The Search For Dark Matter
Models describing the origin of helium and other light elements during the birth of the universe, or "Big Bang", show that less than 5% of the universe is made up of "normal stuff," such as neutrons and protons. This means more than 90% of the universe must be in some unknown material that does not emit any radiation that can be detected by current instrumentation.
Although this dark matter cannot be seen, its existence has been inferred from its gravitational influence on the motions of stars in galaxies and the motions of galaxies in clusters. Its presence can also be surmised from the relative amounts of light elements and isotopes produced in the Big Bang, and from the properties of high-temperature gas located in clusters of galaxies
Results from the Hubble Space Telescope and other instruments already have shown that if the leading version of the Big Bang theory is correct, then 90 to 95 percent of the mass in the universe must be in the unknown "dark" form. This means there must be 10 to 20 times as much dark matter, by mass, as ordinary matter, according to astronomers.
However, in locations observed prior to the work done by the Mulchaey, Davis, Mushotzky, and Burstein team, the ratio of dark matter to ordinary matter has been at most a factor of 2 to 4. Much of that work concentrated on studies of the most prominent groups of galaxies in space, the "rich clusters" - huge aggregates of hundreds to thousands of galaxies.

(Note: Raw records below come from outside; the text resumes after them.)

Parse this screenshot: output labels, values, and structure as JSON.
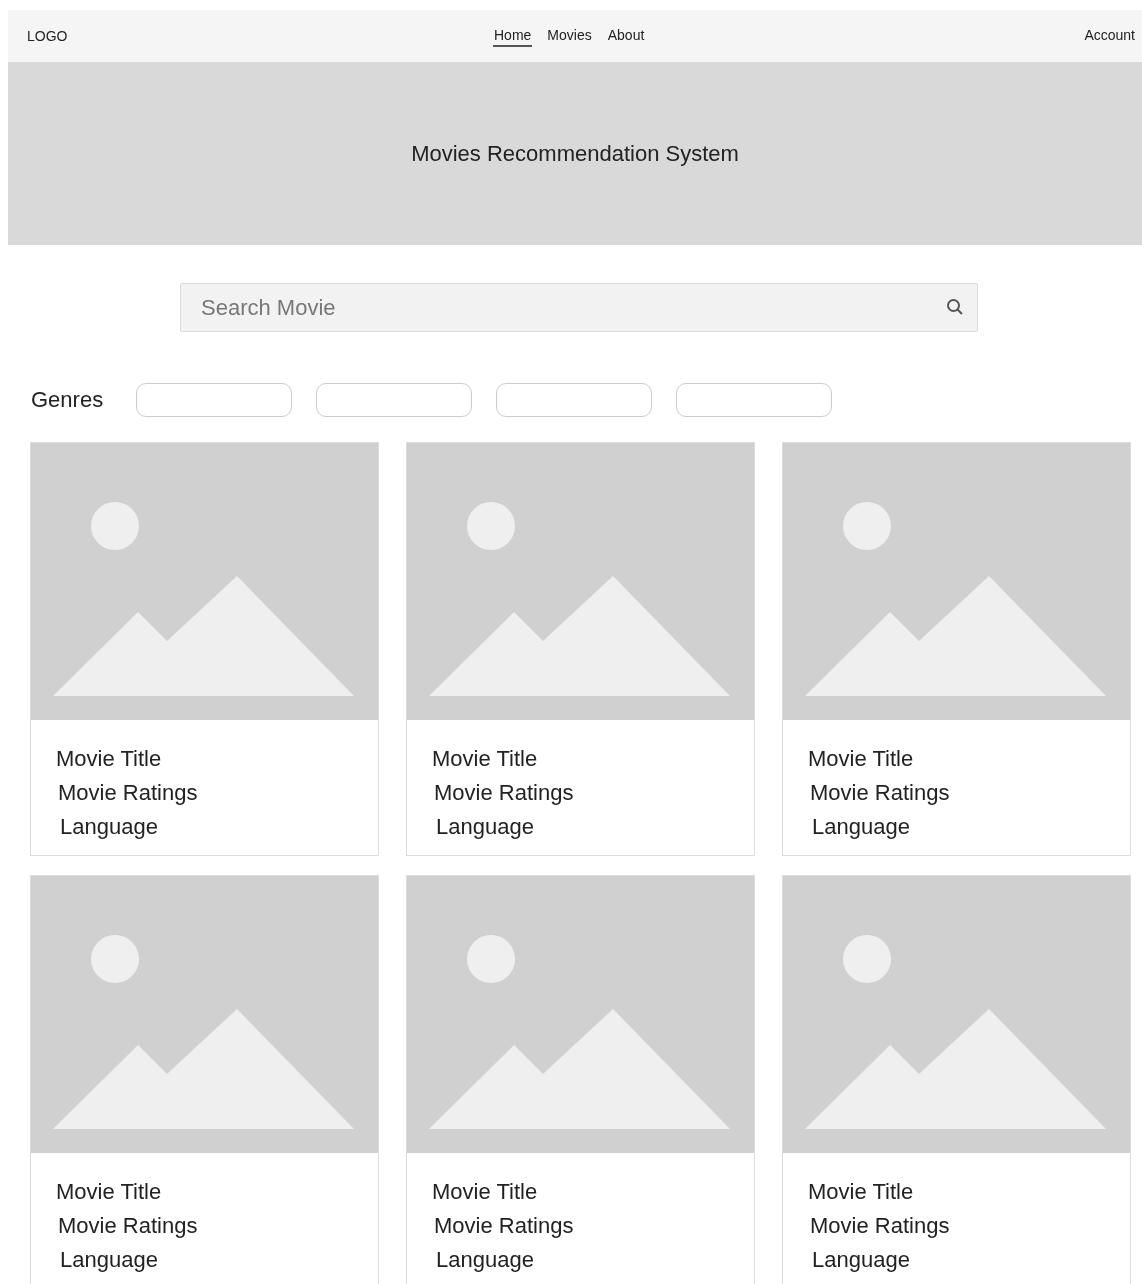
{
  "navbar": {
    "logo": "LOGO",
    "links": [
      {
        "label": "Home",
        "selected": true
      },
      {
        "label": "Movies",
        "selected": false
      },
      {
        "label": "About",
        "selected": false
      }
    ],
    "account": "Account"
  },
  "hero": {
    "title": "Movies Recommendation System"
  },
  "search": {
    "placeholder": "Search Movie"
  },
  "genres": {
    "label": "Genres",
    "chips": [
      {
        "kind": "blank"
      },
      {
        "kind": "blank"
      },
      {
        "kind": "blank"
      },
      {
        "kind": "blank"
      }
    ]
  },
  "movies": [
    {
      "kind": "picture",
      "title": "Movie Title",
      "ratings": "Movie Ratings",
      "language": "Language"
    },
    {
      "kind": "picture",
      "title": "Movie Title",
      "ratings": "Movie Ratings",
      "language": "Language"
    },
    {
      "kind": "picture",
      "title": "Movie Title",
      "ratings": "Movie Ratings",
      "language": "Language"
    },
    {
      "kind": "picture",
      "title": "Movie Title",
      "ratings": "Movie Ratings",
      "language": "Language"
    },
    {
      "kind": "picture",
      "title": "Movie Title",
      "ratings": "Movie Ratings",
      "language": "Language"
    },
    {
      "kind": "picture",
      "title": "Movie Title",
      "ratings": "Movie Ratings",
      "language": "Language"
    }
  ]
}
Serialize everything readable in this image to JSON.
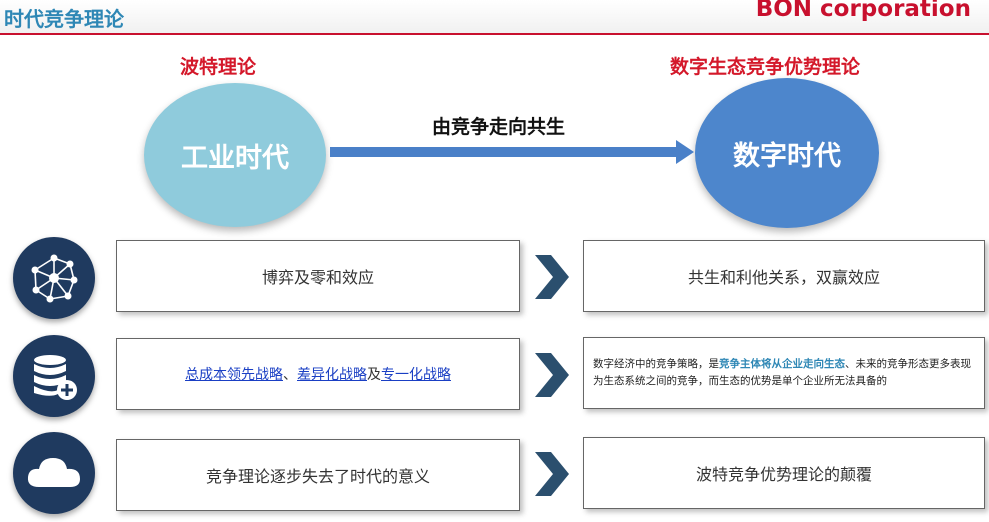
{
  "header": {
    "title": "时代竞争理论",
    "brand": "BON corporation"
  },
  "top": {
    "left_theory": "波特理论",
    "right_theory": "数字生态竞争优势理论",
    "left_era": "工业时代",
    "right_era": "数字时代",
    "transition": "由竞争走向共生"
  },
  "rows": [
    {
      "icon": "network-nodes-icon",
      "left_text": "博弈及零和效应",
      "right_text": "共生和利他关系，双赢效应"
    },
    {
      "icon": "database-add-icon",
      "left_parts": {
        "link1": "总成本领先战略",
        "sep1": "、",
        "link2": "差异化战略",
        "sep2": "及",
        "link3": "专一化战略"
      },
      "right_parts": {
        "pre": "数字经济中的竞争策略，是",
        "highlight": "竞争主体将从企业走向生态",
        "post": "、未来的竞争形态更多表现为生态系统之间的竞争，而生态的优势是单个企业所无法具备的"
      }
    },
    {
      "icon": "cloud-icon",
      "left_text": "竞争理论逐步失去了时代的意义",
      "right_text": "波特竞争优势理论的颠覆"
    }
  ],
  "colors": {
    "title": "#2e87b5",
    "brand": "#c8102e",
    "theory_label": "#d4182a",
    "left_circle": "#8fcbdc",
    "right_circle": "#4d86cc",
    "arrow": "#4a80c8",
    "chevron": "#2b4f6e",
    "icon_bg": "#1f3a5f"
  }
}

Mulchaey's group reasoned that although rich clusters have been the subject of most of the research on dark matter, they are not representative of the universe. "In fact, most galaxies are in small groups," Mulchaey explained.
Mulchaey points out that another major difference between the NGC 2300 group and rich clusters of galaxies is that the hot gas in the smaller system is less enriched in "heavy" elements.
Light elements such as hydrogen and helium were produced in the original "Big Bang" while heavy elements such as iron are produced in stars and stellar explosions such as supernovae.
Because the remnant gas from the "Big Bang" should have little or no heavy elements, this might show that the gas in the small cluster is more "primordial" than that found in rich clusters and is a more representative sample of the universe.
A New Light on Dark Matter?
These results might solve the mystery of where most of the dark matter exists in the universe if further studies show that small groups of galaxies, which are located throughout the universe, have comparable ratios of dark to ordinary matter.
The consequences are that there is enough mass - and hence gravity - in space to "close the universe" by bringing its expansion to a halt, or nearly so.
Mulchaey emphasized that further observations of other small groups of galaxies are needed to confirm this theory. "While X-ray measurements of other small groups have not yet been done, we can speculate that based on this system, such groups may represent the place in the universe where the amount of dark matter is consistent with the models for the origin of the universe."
Mulchaey and Davis are University of Maryland graduate students who work with Dr. Mushotzky's research group at the Goddard Space Flight Center. Dr. Burstein is a Professor of Astronomy at Arizona State University.